The Wabun C. Krueger Collection
The heart of the Museum is the 8,000-piece Wabun C. Krueger Collection of Agricultural, Household, and Scientific Artifacts. Critically acclaimed, it offers a fascinating perspective on rural New Jersey life from before pre-Colonial times to the present.
Since 1929 over 500 New Jersey individuals, families, and organizations have generously donated these items. However, the principal contributor was Dr. Krueger himself. He spent half his life inviting families to share the artifacts he believed were of significant value with the Museum and the public.

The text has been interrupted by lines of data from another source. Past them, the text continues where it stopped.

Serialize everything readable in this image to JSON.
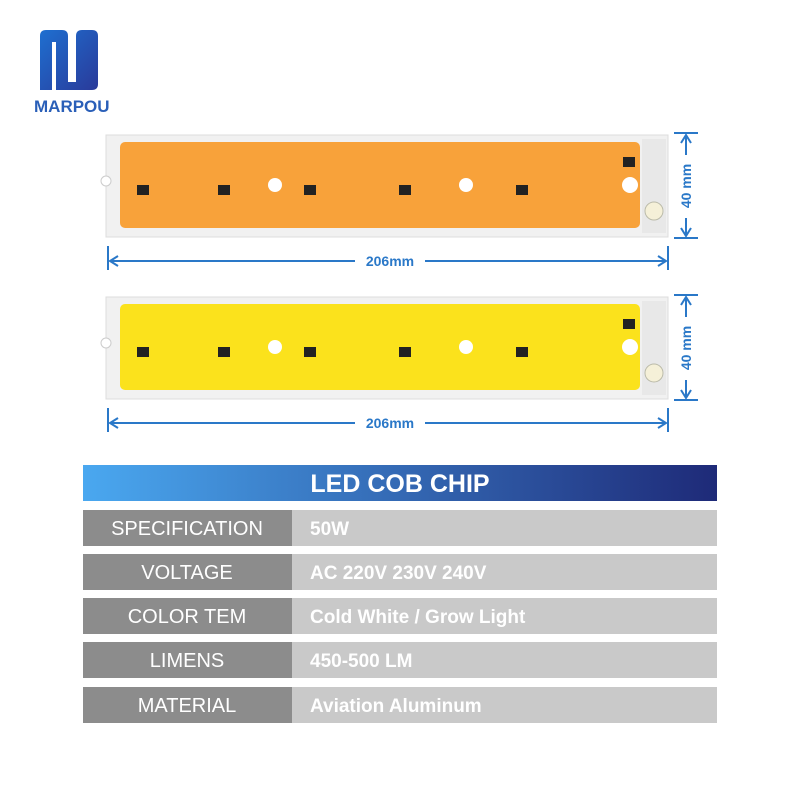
{
  "brand": "MARPOU",
  "chips": [
    {
      "width_label": "206mm",
      "height_label": "40 mm"
    },
    {
      "width_label": "206mm",
      "height_label": "40 mm"
    }
  ],
  "table": {
    "title": "LED COB CHIP",
    "rows": [
      [
        "SPECIFICATION",
        "50W"
      ],
      [
        "VOLTAGE",
        "AC 220V 230V 240V"
      ],
      [
        "COLOR TEM",
        "Cold White / Grow Light"
      ],
      [
        "LIMENS",
        "450-500 LM"
      ],
      [
        "MATERIAL",
        "Aviation Aluminum"
      ]
    ]
  }
}
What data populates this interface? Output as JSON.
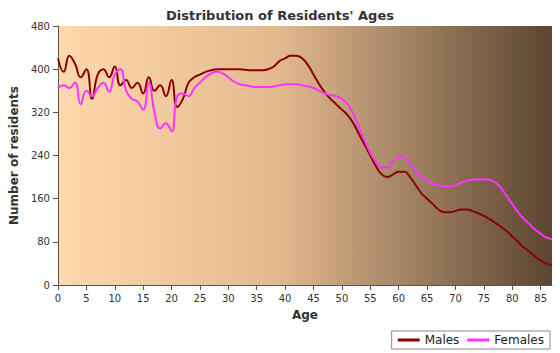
{
  "chart_data": {
    "type": "line",
    "title": "Distribution of Residents' Ages",
    "x_label": "Age",
    "y_label": "Number of residents",
    "x": [
      0,
      1,
      2,
      3,
      4,
      5,
      6,
      7,
      8,
      9,
      10,
      11,
      12,
      13,
      14,
      15,
      16,
      17,
      18,
      19,
      20,
      21,
      22,
      23,
      24,
      25,
      26,
      27,
      28,
      29,
      30,
      31,
      32,
      33,
      34,
      35,
      36,
      37,
      38,
      39,
      40,
      41,
      42,
      43,
      44,
      45,
      46,
      47,
      48,
      49,
      50,
      51,
      52,
      53,
      54,
      55,
      56,
      57,
      58,
      59,
      60,
      61,
      62,
      63,
      64,
      65,
      66,
      67,
      68,
      69,
      70,
      71,
      72,
      73,
      74,
      75,
      76,
      77,
      78,
      79,
      80,
      81,
      82,
      83,
      84,
      85,
      86,
      87
    ],
    "series": [
      {
        "name": "Males",
        "color": "#8b0000",
        "values": [
          420,
          395,
          425,
          410,
          385,
          400,
          345,
          390,
          400,
          385,
          405,
          370,
          380,
          365,
          375,
          355,
          385,
          360,
          370,
          350,
          380,
          330,
          345,
          375,
          385,
          390,
          395,
          398,
          400,
          400,
          400,
          400,
          400,
          399,
          398,
          398,
          398,
          400,
          405,
          415,
          420,
          425,
          425,
          420,
          408,
          390,
          372,
          357,
          345,
          335,
          325,
          315,
          300,
          280,
          260,
          240,
          220,
          205,
          200,
          205,
          210,
          210,
          200,
          185,
          170,
          160,
          150,
          140,
          135,
          135,
          137,
          140,
          140,
          137,
          133,
          128,
          122,
          115,
          108,
          100,
          90,
          80,
          70,
          62,
          53,
          45,
          40,
          37
        ]
      },
      {
        "name": "Females",
        "color": "#ff33ff",
        "values": [
          365,
          370,
          365,
          375,
          335,
          360,
          350,
          365,
          375,
          358,
          390,
          400,
          360,
          345,
          340,
          325,
          375,
          320,
          290,
          300,
          285,
          350,
          355,
          350,
          365,
          375,
          385,
          392,
          395,
          392,
          385,
          377,
          372,
          370,
          368,
          367,
          367,
          367,
          368,
          370,
          372,
          372,
          372,
          370,
          368,
          365,
          360,
          355,
          352,
          350,
          345,
          335,
          318,
          292,
          268,
          245,
          228,
          218,
          218,
          228,
          238,
          238,
          225,
          212,
          200,
          193,
          188,
          185,
          183,
          183,
          185,
          190,
          193,
          195,
          196,
          196,
          195,
          190,
          180,
          165,
          150,
          135,
          123,
          113,
          103,
          95,
          88,
          85
        ]
      }
    ],
    "xlim": [
      0,
      87
    ],
    "xticks": [
      0,
      5,
      10,
      15,
      20,
      25,
      30,
      35,
      40,
      45,
      50,
      55,
      60,
      65,
      70,
      75,
      80,
      85
    ],
    "ylim": [
      0,
      480
    ],
    "yticks": [
      0,
      80,
      160,
      240,
      320,
      400,
      480
    ],
    "grid": false,
    "legend": "bottom right"
  }
}
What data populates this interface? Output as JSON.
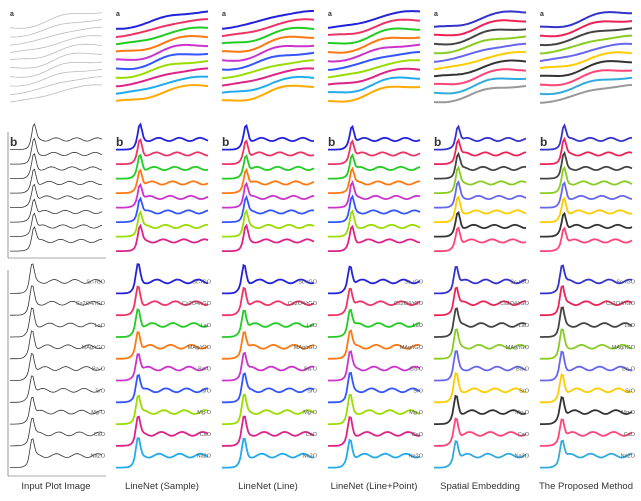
{
  "figure": {
    "columns": [
      {
        "caption": "Input Plot Image",
        "panel_letters": [
          "a",
          "b",
          ""
        ],
        "palette": "gray"
      },
      {
        "caption": "LineNet (Sample)",
        "panel_letters": [
          "a",
          "b",
          ""
        ],
        "palette": "vivid"
      },
      {
        "caption": "LineNet (Line)",
        "panel_letters": [
          "a",
          "b",
          ""
        ],
        "palette": "vivid"
      },
      {
        "caption": "LineNet (Line+Point)",
        "panel_letters": [
          "a",
          "b",
          ""
        ],
        "palette": "vivid"
      },
      {
        "caption": "Spatial Embedding",
        "panel_letters": [
          "a",
          "b",
          ""
        ],
        "palette": "mixed"
      },
      {
        "caption": "The Proposed Method",
        "panel_letters": [
          "a",
          "b",
          ""
        ],
        "palette": "mixed"
      }
    ],
    "row3_labels": [
      "Sc-rGO",
      "Cs2O4/rGO",
      "LaO",
      "MAg/rGO",
      "Ba-O",
      "SrO",
      "Mg-O",
      "CaO",
      "Na2O"
    ],
    "palettes": {
      "gray": [
        "#444444",
        "#555555",
        "#444444",
        "#555555",
        "#444444",
        "#555555",
        "#444444",
        "#555555",
        "#444444",
        "#555555"
      ],
      "vivid": [
        "#2222dd",
        "#ee3366",
        "#22cc22",
        "#ff7711",
        "#cc33cc",
        "#3355ff",
        "#99dd00",
        "#dd2288",
        "#22aaee",
        "#ffaa00"
      ],
      "mixed": [
        "#3333cc",
        "#ee2255",
        "#444444",
        "#88cc22",
        "#6666ee",
        "#ffcc00",
        "#333333",
        "#ff4477",
        "#33aadd",
        "#999999"
      ]
    }
  }
}
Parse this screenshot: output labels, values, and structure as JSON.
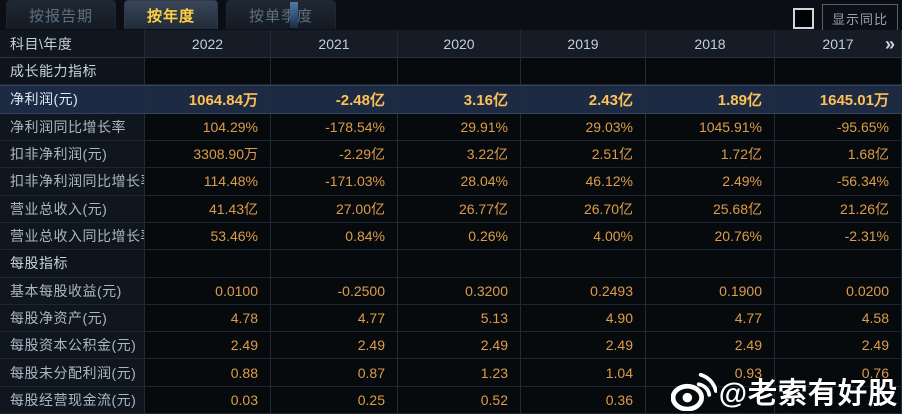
{
  "tabs": [
    {
      "label": "按报告期",
      "active": false
    },
    {
      "label": "按年度",
      "active": true
    },
    {
      "label": "按单季度",
      "active": false
    }
  ],
  "controls": {
    "show_yoy_label": "显示同比",
    "checkbox_checked": false
  },
  "table": {
    "corner_label": "科目\\年度",
    "years": [
      "2022",
      "2021",
      "2020",
      "2019",
      "2018",
      "2017"
    ],
    "more_icon": "»",
    "rows": [
      {
        "type": "section",
        "highlight": false,
        "label": "成长能力指标",
        "values": [
          "",
          "",
          "",
          "",
          "",
          ""
        ]
      },
      {
        "type": "data",
        "highlight": true,
        "label": "净利润(元)",
        "values": [
          "1064.84万",
          "-2.48亿",
          "3.16亿",
          "2.43亿",
          "1.89亿",
          "1645.01万"
        ]
      },
      {
        "type": "data",
        "highlight": false,
        "label": "净利润同比增长率",
        "values": [
          "104.29%",
          "-178.54%",
          "29.91%",
          "29.03%",
          "1045.91%",
          "-95.65%"
        ]
      },
      {
        "type": "data",
        "highlight": false,
        "label": "扣非净利润(元)",
        "values": [
          "3308.90万",
          "-2.29亿",
          "3.22亿",
          "2.51亿",
          "1.72亿",
          "1.68亿"
        ]
      },
      {
        "type": "data",
        "highlight": false,
        "label": "扣非净利润同比增长率",
        "values": [
          "114.48%",
          "-171.03%",
          "28.04%",
          "46.12%",
          "2.49%",
          "-56.34%"
        ]
      },
      {
        "type": "data",
        "highlight": false,
        "label": "营业总收入(元)",
        "values": [
          "41.43亿",
          "27.00亿",
          "26.77亿",
          "26.70亿",
          "25.68亿",
          "21.26亿"
        ]
      },
      {
        "type": "data",
        "highlight": false,
        "label": "营业总收入同比增长率",
        "values": [
          "53.46%",
          "0.84%",
          "0.26%",
          "4.00%",
          "20.76%",
          "-2.31%"
        ]
      },
      {
        "type": "section",
        "highlight": false,
        "label": "每股指标",
        "values": [
          "",
          "",
          "",
          "",
          "",
          ""
        ]
      },
      {
        "type": "data",
        "highlight": false,
        "label": "基本每股收益(元)",
        "values": [
          "0.0100",
          "-0.2500",
          "0.3200",
          "0.2493",
          "0.1900",
          "0.0200"
        ]
      },
      {
        "type": "data",
        "highlight": false,
        "label": "每股净资产(元)",
        "values": [
          "4.78",
          "4.77",
          "5.13",
          "4.90",
          "4.77",
          "4.58"
        ]
      },
      {
        "type": "data",
        "highlight": false,
        "label": "每股资本公积金(元)",
        "values": [
          "2.49",
          "2.49",
          "2.49",
          "2.49",
          "2.49",
          "2.49"
        ]
      },
      {
        "type": "data",
        "highlight": false,
        "label": "每股未分配利润(元)",
        "values": [
          "0.88",
          "0.87",
          "1.23",
          "1.04",
          "0.93",
          "0.76"
        ]
      },
      {
        "type": "data",
        "highlight": false,
        "label": "每股经营现金流(元)",
        "values": [
          "0.03",
          "0.25",
          "0.52",
          "0.36",
          "",
          ""
        ]
      }
    ]
  },
  "watermark": {
    "text": "@老索有好股"
  },
  "colors": {
    "accent_gold": "#ffd042",
    "value_orange": "#dd9c49",
    "highlight_row_bg": "#1c2a44",
    "header_bg": "#151c26",
    "page_bg": "#0a0e13"
  }
}
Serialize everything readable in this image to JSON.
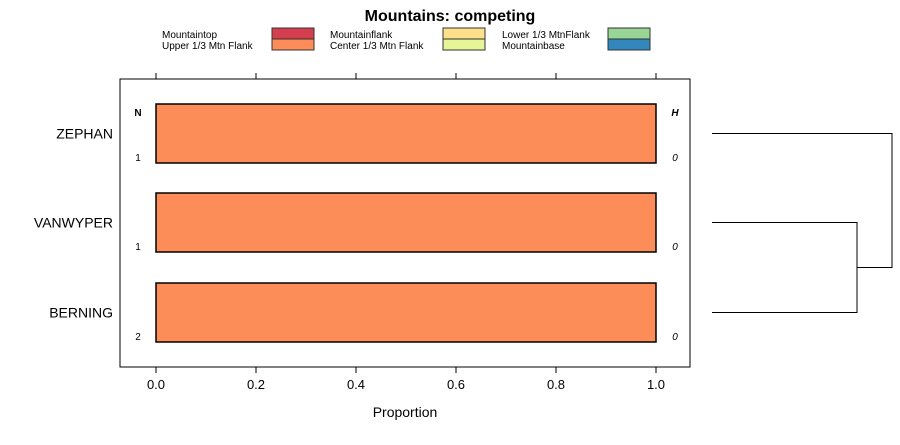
{
  "chart_data": {
    "type": "bar",
    "orientation": "horizontal",
    "stacked": true,
    "title": "Mountains: competing",
    "xlabel": "Proportion",
    "ylabel": "",
    "xlim": [
      0,
      1
    ],
    "xticks": [
      "0.0",
      "0.2",
      "0.4",
      "0.6",
      "0.8",
      "1.0"
    ],
    "xtick_values": [
      0,
      0.2,
      0.4,
      0.6,
      0.8,
      1.0
    ],
    "categories": [
      "ZEPHAN",
      "VANWYPER",
      "BERNING"
    ],
    "n_header": "N",
    "h_header": "H",
    "n_values": [
      "1",
      "1",
      "2"
    ],
    "h_values": [
      "0",
      "0",
      "0"
    ],
    "series": [
      {
        "name": "Mountaintop",
        "color": "#D53E4F",
        "values": [
          0,
          0,
          0
        ]
      },
      {
        "name": "Upper 1/3 Mtn Flank",
        "color": "#FC8D59",
        "values": [
          1,
          1,
          1
        ]
      },
      {
        "name": "Mountainflank",
        "color": "#FEE08B",
        "values": [
          0,
          0,
          0
        ]
      },
      {
        "name": "Center 1/3 Mtn Flank",
        "color": "#E6F598",
        "values": [
          0,
          0,
          0
        ]
      },
      {
        "name": "Lower 1/3 MtnFlank",
        "color": "#99D594",
        "values": [
          0,
          0,
          0
        ]
      },
      {
        "name": "Mountainbase",
        "color": "#3288BD",
        "values": [
          0,
          0,
          0
        ]
      }
    ],
    "legend_placement": "top",
    "dendrogram": {
      "merges": [
        [
          "VANWYPER",
          "BERNING"
        ],
        [
          "ZEPHAN",
          "VANWYPER+BERNING"
        ]
      ]
    }
  }
}
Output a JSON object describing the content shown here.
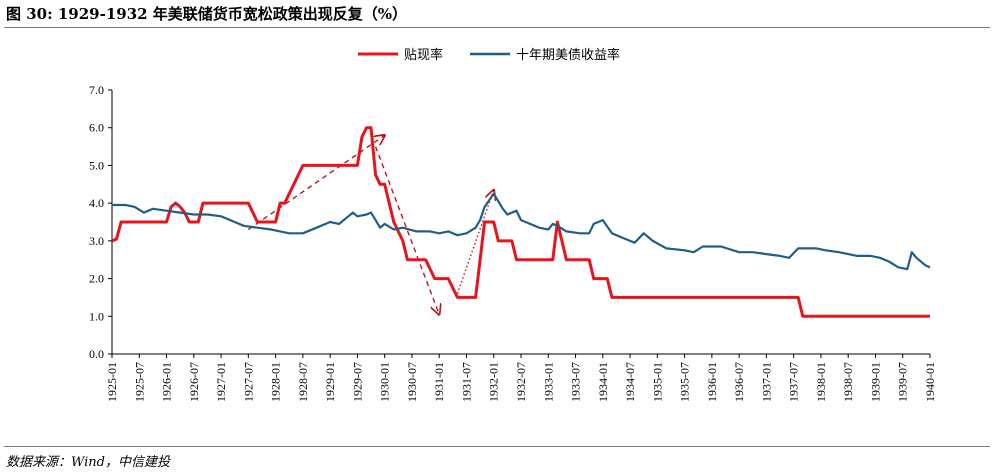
{
  "header": {
    "title": "图 30: 1929-1932 年美联储货币宽松政策出现反复（%）"
  },
  "footer": {
    "source": "数据来源：Wind，中信建投"
  },
  "colors": {
    "discount": "#e8141c",
    "treasury": "#1f5f86",
    "arrow": "#c0141c"
  },
  "chart_data": {
    "type": "line",
    "title": "",
    "xlabel": "",
    "ylabel": "",
    "ylim": [
      0,
      7
    ],
    "yticks": [
      "0.0",
      "1.0",
      "2.0",
      "3.0",
      "4.0",
      "5.0",
      "6.0",
      "7.0"
    ],
    "xlim": [
      "1925-01",
      "1940-01"
    ],
    "xticks": [
      "1925-01",
      "1925-07",
      "1926-01",
      "1926-07",
      "1927-01",
      "1927-07",
      "1928-01",
      "1928-07",
      "1929-01",
      "1929-07",
      "1930-01",
      "1930-07",
      "1931-01",
      "1931-07",
      "1932-01",
      "1932-07",
      "1933-01",
      "1933-07",
      "1934-01",
      "1934-07",
      "1935-01",
      "1935-07",
      "1936-01",
      "1936-07",
      "1937-01",
      "1937-07",
      "1938-01",
      "1938-07",
      "1939-01",
      "1939-07",
      "1940-01"
    ],
    "legend_position": "top",
    "grid": false,
    "series": [
      {
        "name": "贴现率",
        "color": "#e8141c",
        "points": [
          [
            "1925-01",
            3.0
          ],
          [
            "1925-02",
            3.05
          ],
          [
            "1925-03",
            3.5
          ],
          [
            "1925-07",
            3.5
          ],
          [
            "1925-12",
            3.5
          ],
          [
            "1926-01",
            3.5
          ],
          [
            "1926-02",
            3.9
          ],
          [
            "1926-03",
            4.0
          ],
          [
            "1926-04",
            3.9
          ],
          [
            "1926-05",
            3.75
          ],
          [
            "1926-06",
            3.5
          ],
          [
            "1926-07",
            3.5
          ],
          [
            "1926-08",
            3.5
          ],
          [
            "1926-09",
            4.0
          ],
          [
            "1927-01",
            4.0
          ],
          [
            "1927-07",
            4.0
          ],
          [
            "1927-08",
            3.75
          ],
          [
            "1927-09",
            3.5
          ],
          [
            "1928-01",
            3.5
          ],
          [
            "1928-02",
            4.0
          ],
          [
            "1928-03",
            4.0
          ],
          [
            "1928-05",
            4.5
          ],
          [
            "1928-07",
            5.0
          ],
          [
            "1929-01",
            5.0
          ],
          [
            "1929-07",
            5.0
          ],
          [
            "1929-08",
            5.75
          ],
          [
            "1929-09",
            6.0
          ],
          [
            "1929-10",
            6.0
          ],
          [
            "1929-11",
            4.75
          ],
          [
            "1929-12",
            4.5
          ],
          [
            "1930-01",
            4.5
          ],
          [
            "1930-02",
            4.0
          ],
          [
            "1930-03",
            3.5
          ],
          [
            "1930-05",
            3.0
          ],
          [
            "1930-06",
            2.5
          ],
          [
            "1930-10",
            2.5
          ],
          [
            "1930-12",
            2.0
          ],
          [
            "1931-03",
            2.0
          ],
          [
            "1931-05",
            1.5
          ],
          [
            "1931-06",
            1.5
          ],
          [
            "1931-09",
            1.5
          ],
          [
            "1931-10",
            2.5
          ],
          [
            "1931-11",
            3.5
          ],
          [
            "1932-01",
            3.5
          ],
          [
            "1932-02",
            3.0
          ],
          [
            "1932-05",
            3.0
          ],
          [
            "1932-06",
            2.5
          ],
          [
            "1933-01",
            2.5
          ],
          [
            "1933-02",
            2.5
          ],
          [
            "1933-03",
            3.5
          ],
          [
            "1933-04",
            3.0
          ],
          [
            "1933-05",
            2.5
          ],
          [
            "1933-10",
            2.5
          ],
          [
            "1933-11",
            2.0
          ],
          [
            "1934-02",
            2.0
          ],
          [
            "1934-03",
            1.5
          ],
          [
            "1935-01",
            1.5
          ],
          [
            "1936-01",
            1.5
          ],
          [
            "1937-01",
            1.5
          ],
          [
            "1937-07",
            1.5
          ],
          [
            "1937-08",
            1.5
          ],
          [
            "1937-09",
            1.0
          ],
          [
            "1938-01",
            1.0
          ],
          [
            "1939-01",
            1.0
          ],
          [
            "1940-01",
            1.0
          ]
        ]
      },
      {
        "name": "十年期美债收益率",
        "color": "#1f5f86",
        "points": [
          [
            "1925-01",
            3.95
          ],
          [
            "1925-04",
            3.95
          ],
          [
            "1925-06",
            3.9
          ],
          [
            "1925-08",
            3.75
          ],
          [
            "1925-10",
            3.85
          ],
          [
            "1926-01",
            3.8
          ],
          [
            "1926-04",
            3.75
          ],
          [
            "1926-07",
            3.7
          ],
          [
            "1926-10",
            3.7
          ],
          [
            "1927-01",
            3.65
          ],
          [
            "1927-04",
            3.5
          ],
          [
            "1927-06",
            3.4
          ],
          [
            "1927-09",
            3.35
          ],
          [
            "1927-12",
            3.3
          ],
          [
            "1928-02",
            3.25
          ],
          [
            "1928-04",
            3.2
          ],
          [
            "1928-07",
            3.2
          ],
          [
            "1928-10",
            3.35
          ],
          [
            "1929-01",
            3.5
          ],
          [
            "1929-03",
            3.45
          ],
          [
            "1929-05",
            3.65
          ],
          [
            "1929-06",
            3.75
          ],
          [
            "1929-07",
            3.65
          ],
          [
            "1929-09",
            3.7
          ],
          [
            "1929-10",
            3.75
          ],
          [
            "1929-11",
            3.55
          ],
          [
            "1929-12",
            3.35
          ],
          [
            "1930-01",
            3.45
          ],
          [
            "1930-03",
            3.3
          ],
          [
            "1930-05",
            3.35
          ],
          [
            "1930-08",
            3.25
          ],
          [
            "1930-11",
            3.25
          ],
          [
            "1931-01",
            3.2
          ],
          [
            "1931-03",
            3.25
          ],
          [
            "1931-05",
            3.15
          ],
          [
            "1931-07",
            3.2
          ],
          [
            "1931-09",
            3.35
          ],
          [
            "1931-10",
            3.55
          ],
          [
            "1931-11",
            3.9
          ],
          [
            "1932-01",
            4.25
          ],
          [
            "1932-02",
            4.05
          ],
          [
            "1932-03",
            3.85
          ],
          [
            "1932-04",
            3.7
          ],
          [
            "1932-06",
            3.8
          ],
          [
            "1932-07",
            3.55
          ],
          [
            "1932-09",
            3.45
          ],
          [
            "1932-11",
            3.35
          ],
          [
            "1933-01",
            3.3
          ],
          [
            "1933-02",
            3.45
          ],
          [
            "1933-03",
            3.4
          ],
          [
            "1933-05",
            3.25
          ],
          [
            "1933-08",
            3.2
          ],
          [
            "1933-10",
            3.2
          ],
          [
            "1933-11",
            3.45
          ],
          [
            "1934-01",
            3.55
          ],
          [
            "1934-03",
            3.2
          ],
          [
            "1934-06",
            3.05
          ],
          [
            "1934-08",
            2.95
          ],
          [
            "1934-10",
            3.2
          ],
          [
            "1934-12",
            3.0
          ],
          [
            "1935-03",
            2.8
          ],
          [
            "1935-07",
            2.75
          ],
          [
            "1935-09",
            2.7
          ],
          [
            "1935-11",
            2.85
          ],
          [
            "1936-03",
            2.85
          ],
          [
            "1936-07",
            2.7
          ],
          [
            "1936-10",
            2.7
          ],
          [
            "1937-01",
            2.65
          ],
          [
            "1937-04",
            2.6
          ],
          [
            "1937-06",
            2.55
          ],
          [
            "1937-08",
            2.8
          ],
          [
            "1937-12",
            2.8
          ],
          [
            "1938-02",
            2.75
          ],
          [
            "1938-05",
            2.7
          ],
          [
            "1938-07",
            2.65
          ],
          [
            "1938-09",
            2.6
          ],
          [
            "1938-12",
            2.6
          ],
          [
            "1939-02",
            2.55
          ],
          [
            "1939-04",
            2.45
          ],
          [
            "1939-06",
            2.3
          ],
          [
            "1939-08",
            2.25
          ],
          [
            "1939-09",
            2.7
          ],
          [
            "1939-10",
            2.55
          ],
          [
            "1939-12",
            2.35
          ],
          [
            "1940-01",
            2.3
          ]
        ]
      }
    ],
    "annotations": [
      {
        "type": "dashed-arrow",
        "from": [
          "1927-07",
          3.3
        ],
        "to": [
          "1930-01",
          5.8
        ]
      },
      {
        "type": "dashed-arrow",
        "from": [
          "1929-11",
          5.5
        ],
        "to": [
          "1931-01",
          1.05
        ]
      },
      {
        "type": "dotted-arrow",
        "from": [
          "1931-05",
          1.6
        ],
        "to": [
          "1932-01",
          4.35
        ]
      }
    ]
  }
}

Dr. Krueger collected masterfully, accumulating objects of extraordinary variety and importance - everything from butter churns and asparagus bunchers to horse treadmills, sleighs, grain threshers, market wagons, and tractors. Appreciating Krueger's keen eye, the agricultural curator for the Museum of American History of the Smithsonian Institution deemed the collection "of inestimable value" to the study of agriculture in New Jersey.
Photograph Collections
George H. Cook College Collection
Complementing the Krueger Collection is the George H. Cook College Collection of Agricultural and Scientific Photographs, a superb array of 20,000 glass negatives, lanternslides, vintage prints, and contemporary photographs that vividly portray farm and rural life in New Jersey from the 19th century to the present.
The Dow/Brown Collection
The Dow/Brown Collection contains some 6,000 historical and contemporary photographs donated by the Dow Chemical Corporation.
The Powell Collection
The Powell Collection includes over 500 images depicting turn-of-the century life in Boonton, NJ.
The Pardoe Collection
The Pardoe Collection encompasses over 2,500 images of early farm markets and businesses in New York, New Jersey, and Pennsylvania.
New Jersey Agricultural Experiment Station Photographs
The New Jersey Agricultural Experiment Station Photographs include the work of three renowned turn-of-the-century scientists - entomologist John Bernhard Smith, plant pathologist Byron Halsted, and plant breeder Maurice A. Blake - who were among the first in the world to employ photography in agricultural research.
Rutgers Cooperative Extension Collection
The Rutgers Cooperative Extension Collection contains photographs documenting efforts to disseminate practical scientific knowledge to farmers, homemakers, and 4-H youngsters in the Garden State.